We grew two types of spinach next to each other this spring. Bloomsdale Long Standing and Merlo Nero Spinach. We were looking to see if we had a spinach preference. Maybe one would grow better, maybe one would taste better? Maybe one would be less prone to insect attacks.We enjoyed growing our watermelons together last year to pick a favorite. So we hoped to see a big difference. So today I asked Scott while he was harvesting it all what he had to say about the spinach growing experiment. Did he notice a difference? His comments were, “they both grew, they both bolted, and they both taste good.” So there you go folks. The in-depth analysis about the two spinaches.
To be more specific, we planted them from seed on February 27th, and they had already started to bolt when we picked them today, so maturity for both Bloomsdale and Merlo Nero was about 10 weeks for us. Spinach in general likes to grow in cooler weather and I’ve read that it’s best to start it 6 weeks before your first frost in fall and 6 weeks before your last frost in spring. Pretty easy to remember.
When the days get too long in spring, that’s when they start to bolt, which is exactly what’s happened to us. Especially after this past weekend’s heat wave (which hit at the exact same time as last year!) No matter though, we had a good crop. The Bloomsdale spinach was a little less savoyed (or crinkled) than the Merlo Nero and the leaves were also slightly lighter in color and more delicate in nature than the Merlo Nero spinach. The Merlo Nero definately had more heft to the leaves. Maybe you could say that the Merlo Nero spinach is better for cooking and the Bloomsdale is better for fresh salads, but in the end, they are both great spinaches.
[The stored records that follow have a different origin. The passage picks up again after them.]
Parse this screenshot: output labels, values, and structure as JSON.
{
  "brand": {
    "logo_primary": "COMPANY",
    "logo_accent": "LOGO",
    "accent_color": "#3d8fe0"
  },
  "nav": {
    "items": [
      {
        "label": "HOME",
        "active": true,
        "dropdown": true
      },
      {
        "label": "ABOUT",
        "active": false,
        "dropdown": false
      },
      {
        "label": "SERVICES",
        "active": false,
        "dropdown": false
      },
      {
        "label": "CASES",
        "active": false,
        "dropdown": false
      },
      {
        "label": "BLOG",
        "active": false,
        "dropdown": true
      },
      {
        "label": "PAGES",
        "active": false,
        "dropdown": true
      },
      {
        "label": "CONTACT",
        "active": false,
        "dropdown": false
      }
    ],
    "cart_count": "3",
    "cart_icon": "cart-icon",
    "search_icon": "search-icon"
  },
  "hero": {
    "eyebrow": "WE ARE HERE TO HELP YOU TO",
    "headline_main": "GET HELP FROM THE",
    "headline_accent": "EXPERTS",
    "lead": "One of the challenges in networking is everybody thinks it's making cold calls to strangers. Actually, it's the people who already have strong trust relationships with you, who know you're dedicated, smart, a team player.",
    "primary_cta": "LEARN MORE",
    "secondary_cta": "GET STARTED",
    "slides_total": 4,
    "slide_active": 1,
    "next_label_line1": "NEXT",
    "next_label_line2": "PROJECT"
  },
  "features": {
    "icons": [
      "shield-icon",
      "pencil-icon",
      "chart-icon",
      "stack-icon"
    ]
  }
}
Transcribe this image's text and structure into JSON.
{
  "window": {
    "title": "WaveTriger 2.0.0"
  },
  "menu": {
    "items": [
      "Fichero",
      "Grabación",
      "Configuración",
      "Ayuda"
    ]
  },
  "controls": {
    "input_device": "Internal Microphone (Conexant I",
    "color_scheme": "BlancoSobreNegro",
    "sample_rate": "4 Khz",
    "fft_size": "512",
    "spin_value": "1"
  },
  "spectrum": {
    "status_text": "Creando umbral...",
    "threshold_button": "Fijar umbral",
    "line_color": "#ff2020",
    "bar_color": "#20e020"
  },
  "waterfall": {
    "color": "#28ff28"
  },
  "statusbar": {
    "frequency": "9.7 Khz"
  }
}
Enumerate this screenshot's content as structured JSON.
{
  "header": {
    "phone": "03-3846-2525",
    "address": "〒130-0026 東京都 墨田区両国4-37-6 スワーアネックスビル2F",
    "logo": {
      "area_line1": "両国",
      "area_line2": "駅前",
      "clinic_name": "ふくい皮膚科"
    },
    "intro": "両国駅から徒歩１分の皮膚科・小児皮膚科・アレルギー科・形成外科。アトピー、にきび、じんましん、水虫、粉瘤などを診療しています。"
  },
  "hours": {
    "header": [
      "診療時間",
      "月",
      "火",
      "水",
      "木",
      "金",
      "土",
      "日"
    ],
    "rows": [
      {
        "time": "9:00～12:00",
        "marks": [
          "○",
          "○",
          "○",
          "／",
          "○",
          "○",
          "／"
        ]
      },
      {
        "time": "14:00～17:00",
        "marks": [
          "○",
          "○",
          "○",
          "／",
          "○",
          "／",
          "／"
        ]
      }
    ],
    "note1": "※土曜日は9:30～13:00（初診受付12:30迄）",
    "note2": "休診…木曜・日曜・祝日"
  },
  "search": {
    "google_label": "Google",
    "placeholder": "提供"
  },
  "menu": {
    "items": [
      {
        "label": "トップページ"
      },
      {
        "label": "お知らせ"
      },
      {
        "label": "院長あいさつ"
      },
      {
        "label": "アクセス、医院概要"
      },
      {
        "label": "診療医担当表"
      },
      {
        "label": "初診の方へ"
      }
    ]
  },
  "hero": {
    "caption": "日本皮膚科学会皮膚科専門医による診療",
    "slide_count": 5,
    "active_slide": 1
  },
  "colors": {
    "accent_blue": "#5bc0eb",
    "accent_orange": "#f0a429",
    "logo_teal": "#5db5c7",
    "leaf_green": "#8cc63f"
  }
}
We eat a lot of spinach. We heard once that the average American eats about 3lbs of spinach a year and I think we far exceed that in our diet. It’s just so good. You can eat it raw, cooked, braised, pureed into smoothies, wilted in salads, hidden in raviolis… the possibilities are endless. I bet you eat a lot of spinach too. Time to make Spinach & Green Garlic Soup!
Do you have a favorite spinach variety?